Her classes are part of her workout. Four days a week, Brandt leads a spinning class, riding a stationary bike for up to two hours a day. She also enjoys weight-training every other day, and completes two hours of cardio workouts daily.
She likes to trade tips with personal trainer Carrie McCardel. “We help each other out. If we see any new moves or articles on fitness, we work on each other to see if they’re worthwhile.”

Barb Wilson

“What kind of workouts do I do? That’s hard to answer,” says Barb Wilson of Bay Tennis and Petoskey Health and Fitness. “I have three group classes each day, so I don’t have to plan any workouts outside of my job. I have the luxury of working out as part of my job.”
A resident of Harbor Springs, Wilson, 48, averages three hours of fitness each day. That can include two spinning classes, an aerobics class, and group exercise classes every day. “I work six days a week, so Sunday is my recovery day.”
Fitness has been a lifelong interest. She started doing serious workouts in 1981 and has enjoyed the fitness lifestyle for 28 years.

Daniel Siderman

As the manager of Running Fit in downtown Traverse City, Daniel Siderman, 35, has plenty of ideas for keeping your running regimen on track, including cold-weather workouts.
“Normally, I run more in the winter than in the summer,” he says. “It’s easier to do, as long as you dress right. You can’t do anything about dealing with heat in the summer, but in the winter you can add layers of clothing, wear spikes, and off you go.”
Siderman has been running since he was eight years old. He completes six-eight races per year, including a couple of marathons and a number of local races. He also weight-trains twice a week or so.
So, how many miles does he run each week?
“It varies quite a bit, depending on injuries and my level of fitness, but anywhere from 20 to 50 miles,” he says. “This year I’m coming off an injury, so I’m nowhere near the top end, but last year, I was logging 50 miles a week.”

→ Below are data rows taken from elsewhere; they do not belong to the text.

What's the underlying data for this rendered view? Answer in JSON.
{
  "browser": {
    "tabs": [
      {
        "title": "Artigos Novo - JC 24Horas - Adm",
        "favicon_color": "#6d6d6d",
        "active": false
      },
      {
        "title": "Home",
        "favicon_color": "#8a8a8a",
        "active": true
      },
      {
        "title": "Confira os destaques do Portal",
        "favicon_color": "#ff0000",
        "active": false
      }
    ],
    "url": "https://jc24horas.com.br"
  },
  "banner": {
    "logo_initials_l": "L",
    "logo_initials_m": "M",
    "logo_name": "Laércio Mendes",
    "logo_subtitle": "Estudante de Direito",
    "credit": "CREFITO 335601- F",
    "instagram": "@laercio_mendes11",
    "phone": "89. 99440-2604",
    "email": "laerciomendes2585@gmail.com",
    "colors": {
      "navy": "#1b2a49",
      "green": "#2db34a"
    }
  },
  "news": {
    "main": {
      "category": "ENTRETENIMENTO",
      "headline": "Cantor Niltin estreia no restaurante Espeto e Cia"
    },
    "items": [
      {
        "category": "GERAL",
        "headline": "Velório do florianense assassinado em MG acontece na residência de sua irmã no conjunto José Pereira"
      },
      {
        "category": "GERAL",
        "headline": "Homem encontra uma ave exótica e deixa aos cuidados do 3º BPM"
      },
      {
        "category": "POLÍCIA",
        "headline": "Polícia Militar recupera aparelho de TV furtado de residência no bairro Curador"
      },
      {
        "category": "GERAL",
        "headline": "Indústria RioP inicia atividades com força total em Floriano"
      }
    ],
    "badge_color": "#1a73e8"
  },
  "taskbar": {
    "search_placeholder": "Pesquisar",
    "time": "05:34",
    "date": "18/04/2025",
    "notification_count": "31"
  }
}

Lauri Brockmiller & Doug Petersen

Launching a new gym is adding zest to the workouts of Doug Petersen and Lauri Brockmiller. The Rock Bottom Training Gym in Building 50 at the Village at Grand Traverse Commons is part of the new “trainers gym” movement, which will provide workouts for small groups of 4-10 people. The gym will also be open to business owners and residents of the Building 50 complex.
As a member of the Hagerty Cycling Team, Lauri Brockmiller, 34, enjoys 10-14 hours of cycling each week to stay in shape. “I use an indoor trainer and also enjoy spinning, which is part of teaching two or three classes per week,” she says. “Then I do some weights and core exercises along with the basic stuff like push-ups and sit-ups -- probably for another two hours a week.”
Doug Petersen, 43, is incorporating general fitness activities into his lifestyle.
“I get paid to exercise all week,” he says. “So during my time off, I go to Bikram Yoga and do purposeful stuff like taking long walks.
There was a time when Petersen was doing a lot of marathon training and also intense weight-training with heavy weights (ie: 300 lbs.) which resulted in some joint injuries that prompted him to back down. “I feel better now not doing the extreme stuff,” he says. “Now that I’m over 40, I want to keep moving and avoid injuries.”